Gaussian Process and Defining a Stochastic Process (Connection with Rasmussen)
About a week ago I posted
about [how to define a stochastic
process](http://rspeare.blogspot.com/2015/10/defining-stochastic-processes.html),
and the conclusion was, if we wanted to write some function:
\begin{eqnarray}
f(x) \sim P[f(x)] &=& \frac{1}{Z}e^{\int dx dx^\prime f(x)
K^{-1}(x,x^\prime)f(x^\prime)}
\end{eqnarray}
with mean zero and covariance $\mathrm{Var}[f(x)]=K(x,x^\prime)$, we can
decompose the kernel into basis functions through Mercer's theorem and write
\begin{eqnarray}
K(x,x^\prime) &=& \sum_n \lambda_n \phi_n(x) \phi_{n}(x^\prime) \\
f(x) &=& \sum_m \phi_m(x) \sqrt{2\lambda_m} \mathrm{erf}^{-1}(X_m)
\end{eqnarray}
This is precisely the basis function regression we see so often in Rasmussen:
\begin{eqnarray}
f(x) &=& \vec{\mathbf{w}}\cdot \vec{\phi}(x) \\
\vec{\mathbf{w}}_m &=& \sqrt{2\lambda_m} \mathrm{erf}^{-1}(X_m)\\
\mathrm{Var}(ww^T) &=& 2 \sqrt{\lambda_m \lambda_n} \langle
\mathrm{erf}^{-1}(X_m) \mathrm{erf}^{-1}(X_n)\rangle
\end{eqnarray}
Since the erf transformed variables are unit normal, we get a kronecker delta
in $n,m$ and
\begin{eqnarray}
\mathrm{Var}(w_m w_n) &=& 2\lambda_m \delta^K_{mn}
\end{eqnarray}
I've missed a factor of two somehow but no matter.

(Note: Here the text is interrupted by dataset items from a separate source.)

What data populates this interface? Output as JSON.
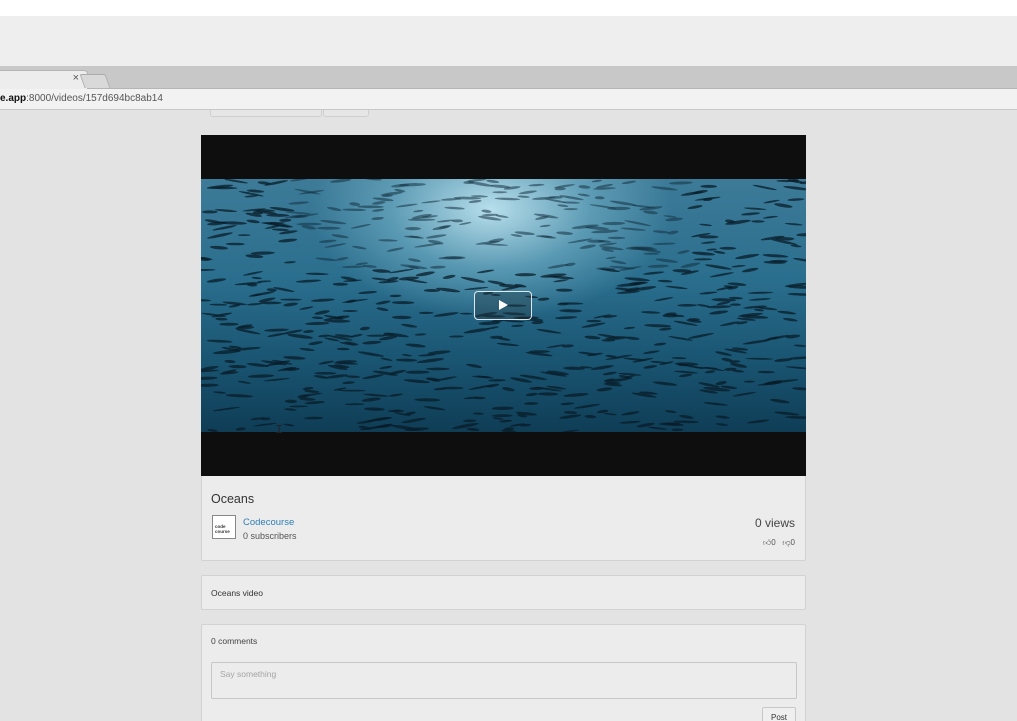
{
  "browser": {
    "tab_close_glyph": "×",
    "url_host": "e.app",
    "url_rest": ":8000/videos/157d694bc8ab14"
  },
  "video": {
    "title": "Oceans",
    "channel": {
      "name": "Codecourse",
      "subscribers": "0 subscribers",
      "avatar_text": "code course"
    },
    "views": "0 views",
    "likes": "0",
    "dislikes": "0",
    "description": "Oceans video"
  },
  "comments": {
    "count_label": "0 comments",
    "placeholder": "Say something",
    "post_label": "Post"
  },
  "colors": {
    "link": "#2f7fb6",
    "page_bg": "#e3e3e3",
    "card_bg": "#ececec",
    "player_bg": "#0e0e0e"
  },
  "icons": [
    "close-icon",
    "play-icon",
    "thumbs-up-icon",
    "thumbs-down-icon",
    "text-cursor-icon"
  ]
}
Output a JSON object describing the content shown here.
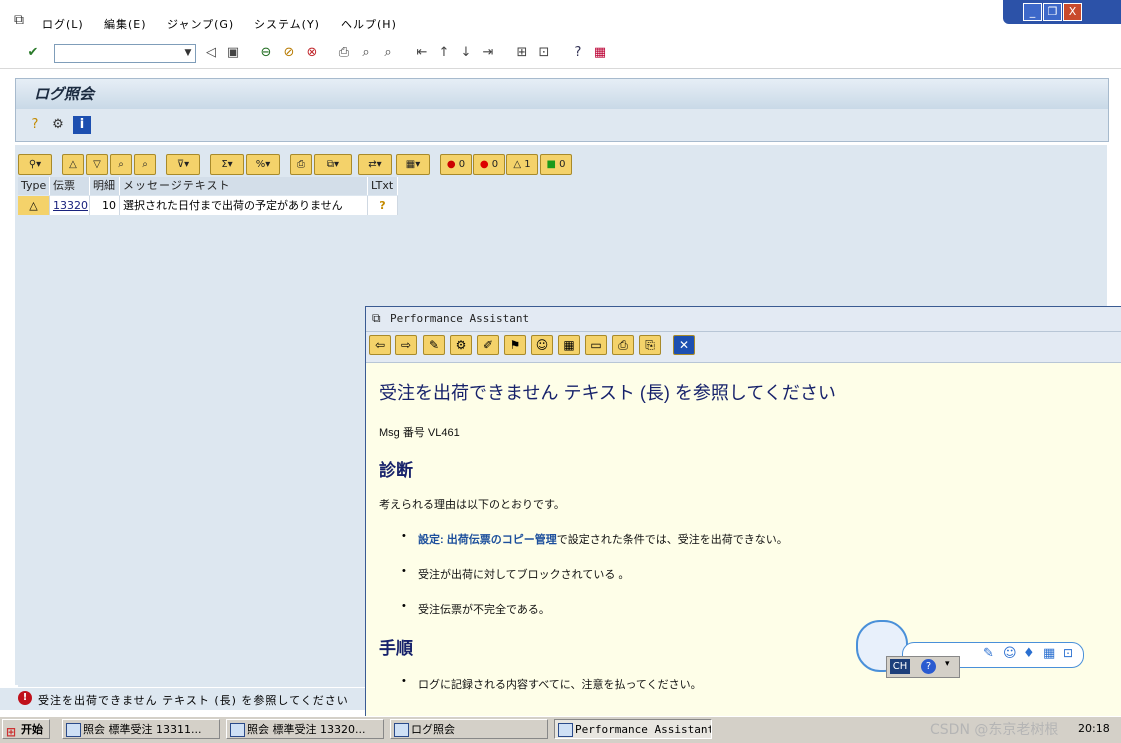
{
  "menu": [
    "ログ(L)",
    "編集(E)",
    "ジャンプ(G)",
    "システム(Y)",
    "ヘルプ(H)"
  ],
  "window_controls": {
    "minimize": "_",
    "restore": "❐",
    "close": "X"
  },
  "command_field": {
    "value": ""
  },
  "screen": {
    "title": "ログ照会"
  },
  "alv_toolbar": {
    "stop_count": "0",
    "error_count": "0",
    "warning_count": "1",
    "success_count": "0"
  },
  "grid": {
    "headers": [
      "Type",
      "伝票",
      "明細",
      "メッセージテキスト",
      "LTxt"
    ],
    "rows": [
      {
        "type_icon": "warning-triangle",
        "type": "△",
        "document": "13320",
        "item": "10",
        "message": "選択された日付まで出荷の予定がありません"
      }
    ]
  },
  "status_bar": {
    "message": "受注を出荷できません テキスト (長) を参照してください"
  },
  "popup": {
    "title": "Performance Assistant",
    "heading": "受注を出荷できません テキスト (長) を参照してください",
    "msg_no_label": "Msg 番号",
    "msg_no": "VL461",
    "diagnosis_heading": "診断",
    "diagnosis_intro": "考えられる理由は以下のとおりです。",
    "diagnosis_items": [
      {
        "link": "設定: 出荷伝票のコピー管理",
        "text": "で設定された条件では、受注を出荷できない。"
      },
      {
        "link": "",
        "text": "受注が出荷に対してブロックされている 。"
      },
      {
        "link": "",
        "text": "受注伝票が不完全である。"
      }
    ],
    "procedure_heading": "手順",
    "procedure_items": [
      "ログに記録される内容すべてに、注意を払ってください。"
    ]
  },
  "widget": {
    "lang": "CH"
  },
  "taskbar": {
    "start": "开始",
    "tasks": [
      "照会 標準受注 13311...",
      "照会 標準受注 13320...",
      "ログ照会",
      "Performance Assistant"
    ],
    "clock": "20:18",
    "watermark": "CSDN @东京老树根"
  },
  "colors": {
    "sap_blue": "#dde7f0",
    "popup_bg": "#fefee8",
    "heading_navy": "#17226b",
    "link_blue": "#1c4f9c",
    "taskbar": "#d4d0c8"
  }
}
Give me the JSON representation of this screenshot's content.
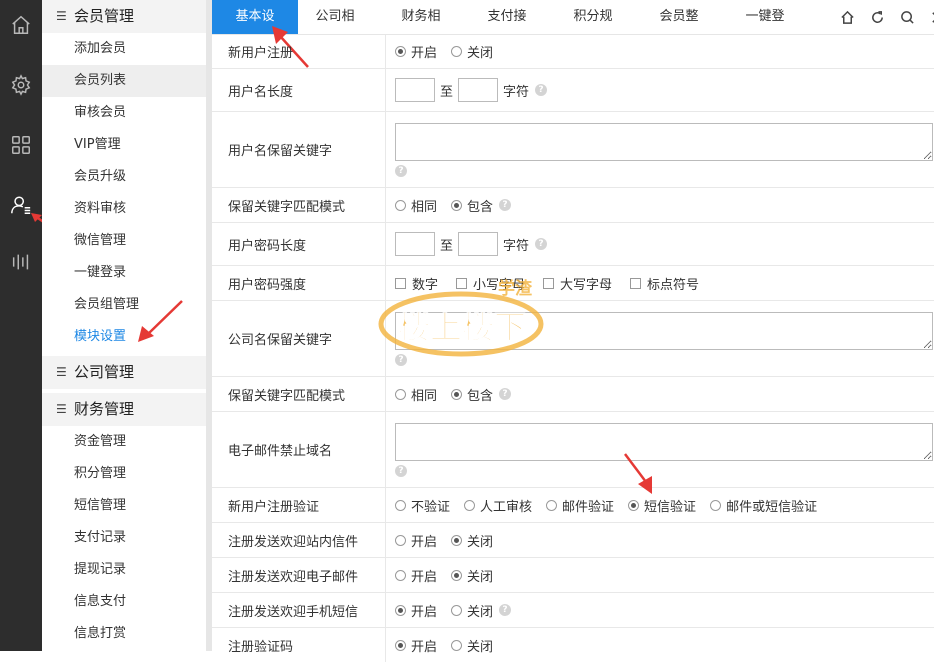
{
  "rail": {
    "icons": [
      "home-icon",
      "gear-icon",
      "grid-icon",
      "user-list-icon",
      "bars-icon"
    ]
  },
  "sidebar": {
    "groups": [
      {
        "label": "会员管理",
        "items": [
          "添加会员",
          "会员列表",
          "审核会员",
          "VIP管理",
          "会员升级",
          "资料审核",
          "微信管理",
          "一键登录",
          "会员组管理",
          "模块设置"
        ]
      },
      {
        "label": "公司管理",
        "items": []
      },
      {
        "label": "财务管理",
        "items": [
          "资金管理",
          "积分管理",
          "短信管理",
          "支付记录",
          "提现记录",
          "信息支付",
          "信息打赏"
        ]
      }
    ]
  },
  "tabs": [
    "基本设",
    "公司相",
    "财务相",
    "支付接",
    "积分规",
    "会员整",
    "一键登"
  ],
  "form": {
    "rows": [
      {
        "label": "新用户注册",
        "options": [
          "开启",
          "关闭"
        ],
        "selected": 0
      },
      {
        "label": "用户名长度",
        "sep": "至",
        "unit": "字符"
      },
      {
        "label": "用户名保留关键字"
      },
      {
        "label": "保留关键字匹配模式",
        "options": [
          "相同",
          "包含"
        ],
        "selected": 1
      },
      {
        "label": "用户密码长度",
        "sep": "至",
        "unit": "字符"
      },
      {
        "label": "用户密码强度",
        "checks": [
          "数字",
          "小写字母",
          "大写字母",
          "标点符号"
        ]
      },
      {
        "label": "公司名保留关键字"
      },
      {
        "label": "保留关键字匹配模式",
        "options": [
          "相同",
          "包含"
        ],
        "selected": 1
      },
      {
        "label": "电子邮件禁止域名"
      },
      {
        "label": "新用户注册验证",
        "options": [
          "不验证",
          "人工审核",
          "邮件验证",
          "短信验证",
          "邮件或短信验证"
        ],
        "selected": 3
      },
      {
        "label": "注册发送欢迎站内信件",
        "options": [
          "开启",
          "关闭"
        ],
        "selected": 1
      },
      {
        "label": "注册发送欢迎电子邮件",
        "options": [
          "开启",
          "关闭"
        ],
        "selected": 1
      },
      {
        "label": "注册发送欢迎手机短信",
        "options": [
          "开启",
          "关闭"
        ],
        "selected": 0
      },
      {
        "label": "注册验证码",
        "options": [
          "开启",
          "关闭"
        ],
        "selected": 0
      }
    ]
  },
  "watermark": {
    "line1": "学渣",
    "line2": "楼上楼下"
  },
  "colors": {
    "accent": "#1e88e5",
    "rail": "#2d2d2d",
    "arrow": "#e53935"
  }
}
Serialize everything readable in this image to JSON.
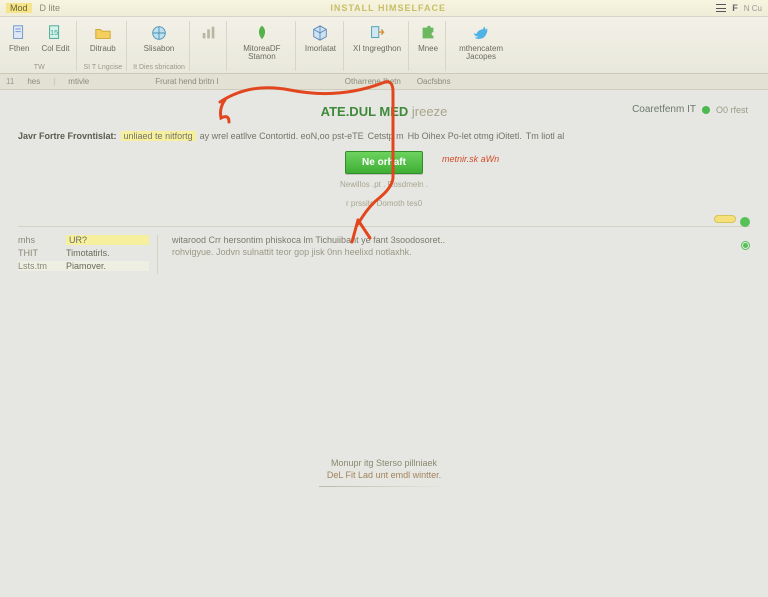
{
  "titlebar": {
    "tag1": "Mod",
    "tag2": "D lite",
    "center": "INSTALL  HIMSELFACE",
    "right1": "F",
    "right2": "N Cu"
  },
  "ribbon": {
    "items": [
      {
        "label": "Fthen",
        "icon": "doc-blue"
      },
      {
        "label": "Col Edit",
        "icon": "doc-teal"
      },
      {
        "label": "Ditraub",
        "icon": "folder"
      },
      {
        "label": "Slisabon",
        "icon": "globe"
      },
      {
        "label": "",
        "icon": "chart"
      },
      {
        "label": "MitoreaDF Stamon",
        "icon": "leaf"
      },
      {
        "label": "Imorlatat",
        "icon": "cube"
      },
      {
        "label": "XI tngregthon",
        "icon": "arrow"
      },
      {
        "label": "Mnee",
        "icon": "puzzle"
      },
      {
        "label": "mthencatem Jacopes",
        "icon": "bird"
      }
    ],
    "group_labels": [
      "",
      "TW",
      "SI T  Lngcise",
      "It  Dies sbrication",
      ""
    ]
  },
  "subrow": {
    "items": [
      "hes",
      "mtivle",
      "Frurat hend britn I",
      "Otharrene Ihetn",
      "Oacfsbns"
    ]
  },
  "heading": {
    "g": "ATE.DUL MED",
    "tail": "jreeze"
  },
  "status": {
    "text": "Coaretfenm IT",
    "sub": "O0 rfest"
  },
  "desc": {
    "lead": "Javr Fortre Frovntislat:",
    "hl": "unliaed te nitfortg",
    "mid1": "ay  wrel eatllve Contortid.  eoN,oo pst-eTE",
    "mid2": "Cetstp m",
    "mid3": "Hb Oihex Po-let otmg iOitetl.",
    "tail": "Tm liotl al"
  },
  "button": {
    "label": "Ne  orhaft"
  },
  "callout": "metnir.sk aWn",
  "subnote": "Newillos .pt . Rosdmeln .",
  "subnote2": "r prssite Domoth tes0",
  "panel": {
    "left": [
      {
        "k": "mhs",
        "v": "UR?",
        "hl": true
      },
      {
        "k": "THIT",
        "v": "Timotatirls."
      },
      {
        "k": "Lsts.tm",
        "v": "Piamover."
      }
    ],
    "right": [
      "witarood  Crr hersontim phiskoca lm  Tichuiibant ye  fant 3soodosoret..",
      "rohvigyue.   Jodvn sulnattit  teor gop jisk 0nn    heelixd notlaxhk."
    ]
  },
  "footer": {
    "l1": "Monupr itg Sterso pillniaek",
    "l2": "DeL  Fit Lad unt emdl wintter."
  }
}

The basic point comes
across. We can define an arbitrary Gaussian process with arbitrary Kernel by
expanding in basis functions $\phi(x)$, much like we did when moving from the
univariate Gaussian to the multivariate Gaussian, with non-trivial covariance
between the components of our random vector.
In the case of the squared exponential kernel, the set of basis functions is
formally infinite, but ultimately this doesn't matter for the conditional
distribution,
\begin{eqnarray}
f(x^*) \vert X &=& \sum_{i} \alpha_i K(x^*, X_i)
\end{eqnarray}
which is a piece of wisdom from the representer theorem. For any regularized
regression problem with quadratic cost -- which, is the same thing as putting
a prior on the weights $\vec{w}$ in our model and maximizing the Gaussian
posterior -- we can represent our smooth solution completely in terms of the
input data $X$.
This may have a simple connection, in the process view, to the "family of
functions", and that when we observe our stochastic process at discrete
intervals $X$ with values $\vec{f}$, we are really hitting our original pdf
with a series of dirac delta functions.